Josef fired. The bullets smacked into the timber above her head. He yelled again. “Here! Both of you!”
She stepped forward, sensing Ben behind her. She looked across at the corpses of Josef’s colleagues. They were still burning. She had the absurd urge to ask him why he had killed his friends.
Ben whispered to her, “Be calm. Do exactly as he says. We will be okay, Sally.”
Two men leapt from the cab of the truck. One was a Somali, and the other Arabic. A third terrorist, another Arab, remained on the flat-bed, manning the machine gun. He turned it on Sally and Ben as they moved across the compound towards the government soldier.
She caught his eyes. “Josef?”
The Somali and the Arab looked around the compound, spoke rapidly, and came to some decision. The Arab spoke to Josef in the local language. Josef nodded and twitched his rifle towards Sally and Ben.
“Get onto the back of the truck. Move! Do as I say or I’ll shoot.”
Sally stared at him. “Josef, how can you...?”
Ben’s hand gripped her upper arm and urged her towards the truck. “Be silent!”
She allowed herself to be propelled along. She should have felt fear, then – she realised much later – but all she experienced at the time was bewilderment at Josef’s treachery.
Ben assisted her onto the flat-bed. The machine-gunner swivelled his weapon and trained it on them.
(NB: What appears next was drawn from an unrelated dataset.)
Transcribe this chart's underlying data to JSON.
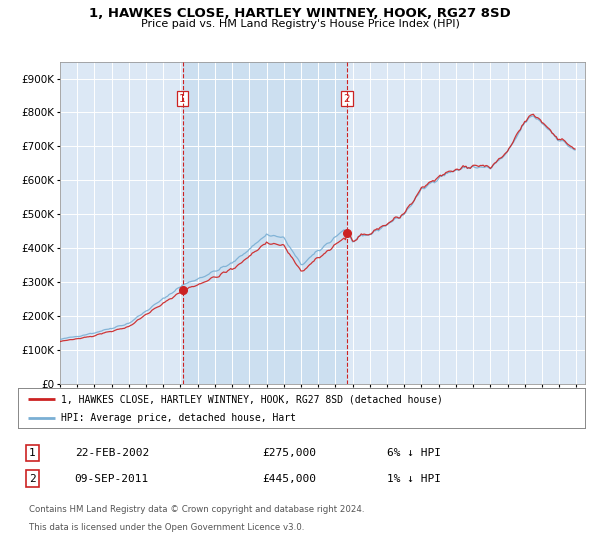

As they knelt on the corrugated bed of the truck, Josef ordered them to place their hands behind their backs. The Arab tied their wrists with twine, the cord digging into her flesh.
With a touch of sadism she came to see, later, as characteristic of him, the Arab prodded her between the shoulder blades. Unable to bring her hands up to cushion her fall, she fell face down and smacked the metal deck with her cheek. Ben fell beside her.